Desde aquel día un secreto y poderoso impulso le llevaba siempre al arroyo de las palmas, no obstante la distancia y el tener que alejarse por algunos días de Andoas, inquietando el corazón del buen P. Domingo.

La ninfa no era otra que Cumandá. Carlos había sido también para ella una extraña aparición, y aunque la primera vez se asustó mucho, tampoco faltó una fuerza desconocida que la impeliese a irse casi todas las mañanas al arroyo, donde por rareza no hallaba al joven hermoso, a quien, la primera vez que le vio, tuvo por un genio del río o de la selva.

No sabemos cómo se dirigieron las primeras miradas, ni cuáles fueron las primeras palabras con que se hablaron, ni de qué modo se acercaron el uno al otro, ya libres de recelo; pero todo se puede adivinar de parte de quien ha sido verdadero amante alguna vez: se acercarían por una especie de atracción magnética, se hablarían y mirarían con timidez y ternura primero, y después con ternura progresiva, con aquel dulce fuego que verifica la fusión de dos almas nacidas para la existencia en un solo sentimiento y un solo amor. ¿De qué otro modo pudieran haber comenzado sus relaciones esos seres puros, sencillos y ardorosos que se encontraban por casualidad en el desierto?

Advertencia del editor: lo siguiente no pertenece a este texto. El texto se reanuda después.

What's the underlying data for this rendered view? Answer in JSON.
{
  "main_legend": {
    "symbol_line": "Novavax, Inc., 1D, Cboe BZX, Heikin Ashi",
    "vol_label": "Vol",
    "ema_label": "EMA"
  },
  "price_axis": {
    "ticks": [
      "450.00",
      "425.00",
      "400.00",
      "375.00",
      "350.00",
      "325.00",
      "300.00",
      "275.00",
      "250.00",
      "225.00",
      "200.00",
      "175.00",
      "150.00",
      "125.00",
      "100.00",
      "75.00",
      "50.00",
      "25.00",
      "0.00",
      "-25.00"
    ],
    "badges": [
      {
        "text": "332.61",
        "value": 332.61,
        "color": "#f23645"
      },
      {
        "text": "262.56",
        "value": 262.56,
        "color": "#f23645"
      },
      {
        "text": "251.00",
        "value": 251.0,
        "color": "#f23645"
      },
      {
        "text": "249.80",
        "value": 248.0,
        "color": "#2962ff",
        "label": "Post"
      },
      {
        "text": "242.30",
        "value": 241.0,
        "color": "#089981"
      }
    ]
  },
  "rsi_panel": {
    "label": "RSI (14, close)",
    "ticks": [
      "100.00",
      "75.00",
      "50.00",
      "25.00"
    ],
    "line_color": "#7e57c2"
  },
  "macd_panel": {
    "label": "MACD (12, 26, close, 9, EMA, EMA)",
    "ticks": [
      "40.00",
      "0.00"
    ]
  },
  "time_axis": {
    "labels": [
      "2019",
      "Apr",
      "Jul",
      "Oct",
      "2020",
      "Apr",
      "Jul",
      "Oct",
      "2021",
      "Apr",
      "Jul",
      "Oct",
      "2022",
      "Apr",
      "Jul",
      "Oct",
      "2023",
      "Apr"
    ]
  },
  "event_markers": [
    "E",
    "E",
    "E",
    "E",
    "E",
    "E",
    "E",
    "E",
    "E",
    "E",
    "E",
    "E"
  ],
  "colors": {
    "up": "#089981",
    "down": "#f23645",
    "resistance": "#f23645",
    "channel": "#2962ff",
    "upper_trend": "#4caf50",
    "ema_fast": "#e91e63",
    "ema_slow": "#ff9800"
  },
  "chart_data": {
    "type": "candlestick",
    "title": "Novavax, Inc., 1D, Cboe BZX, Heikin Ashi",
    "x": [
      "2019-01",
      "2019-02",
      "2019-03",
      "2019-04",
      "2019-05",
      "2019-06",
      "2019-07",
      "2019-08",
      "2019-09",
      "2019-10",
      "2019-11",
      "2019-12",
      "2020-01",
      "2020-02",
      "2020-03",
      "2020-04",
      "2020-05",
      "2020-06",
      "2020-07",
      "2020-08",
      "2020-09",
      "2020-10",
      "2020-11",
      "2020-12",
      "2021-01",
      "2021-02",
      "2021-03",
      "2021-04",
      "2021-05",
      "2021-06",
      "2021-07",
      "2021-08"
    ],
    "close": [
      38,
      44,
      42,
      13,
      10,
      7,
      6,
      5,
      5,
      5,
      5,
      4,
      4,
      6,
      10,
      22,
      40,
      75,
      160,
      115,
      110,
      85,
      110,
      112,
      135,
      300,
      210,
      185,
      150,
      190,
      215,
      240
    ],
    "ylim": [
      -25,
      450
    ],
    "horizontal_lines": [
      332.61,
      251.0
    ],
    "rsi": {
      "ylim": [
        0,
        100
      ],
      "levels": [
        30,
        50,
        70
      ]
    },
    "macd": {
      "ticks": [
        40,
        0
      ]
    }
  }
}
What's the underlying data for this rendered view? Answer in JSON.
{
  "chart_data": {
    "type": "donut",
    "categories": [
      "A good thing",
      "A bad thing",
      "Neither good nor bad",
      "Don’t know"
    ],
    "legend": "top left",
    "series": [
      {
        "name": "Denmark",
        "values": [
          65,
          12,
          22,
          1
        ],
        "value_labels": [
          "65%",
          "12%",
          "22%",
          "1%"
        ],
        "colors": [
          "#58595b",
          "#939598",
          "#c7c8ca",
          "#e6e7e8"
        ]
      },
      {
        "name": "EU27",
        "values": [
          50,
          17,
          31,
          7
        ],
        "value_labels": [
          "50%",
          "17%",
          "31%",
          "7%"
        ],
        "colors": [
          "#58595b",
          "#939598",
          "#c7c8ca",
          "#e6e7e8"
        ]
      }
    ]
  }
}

El joven Orozco tuvo por seguro que la Providencia le había permitido realizar sus sueños de poeta, entrando a vuelo tendido en las regiones de una felicidad desconocida en la tierra. Cumandá se preguntaba muchas veces a sí misma cómo y por qué había llegado a ser objeto de amor apasionado de un ser que, si no era uno de los genios que la fantasía de los indios veía en el desierto, era probablemente la encarnación de uno de aquellos espíritus que los cristianos llaman ángeles, y se llenaba de recelosa confusión. Los amores de entrambos eran, pues, castos, y correspondían a la idea que los dos se habían formado mutuamente uno de otro. La hija de Tongana habló primero de matrimonio; pero fue sólo porque juzgó que con este lazo aseguraría mejor para sí el corazón del joven extranjero. Ella también le daba con frecuencia el nombre de hermano; y aunque en sus labios sonaba dulcísimo como en ningunos otros, ambicionaba el poder llamarlo esposo. Entre los escasos destellos de luz cristiana que había recogido de las reminiscencias de la madre, algunos eran referentes a aquel sacramento que ha establecido bases santas y eternas para el amor y la inquebrantable unidad de la familia. Carlos se contentaba con que su amor tuviese el carácter de fraternal, una vez que lo creía llevado a la perfección típica que llenaba sus anhelos; pero aceptó el pensamiento de Cumandá y le hizo juramento solemne de elevarla a la categoría de esposa. Hallado, como imaginaba, el centro de su ventura, era menester no salirse de él, y para esto creía excelente cosa transformar los lazos de la fraternidad en los del matrimonio.

Pero en todo caso necesitaba vencer algunos obstáculos que, a primera vista, se presentaban insignificantes, y que en verdad eran de cuenta. Ella temía el odio mortal que su padre mostraba por los blancos, y él no contaba todavía con la aquiescencia del padre Domingo: ¿quién sabe si su modestia llegue al extremo de consentir que su aristocrática sangre se mezcle con la sangre india?

En este punto se hallaban las relaciones y proyectos de nuestros jóvenes al tiempo de la entrevista en que los hemos sorprendido, y en vísperas de la gran fiesta de las canoas a la cual los vamos a seguir.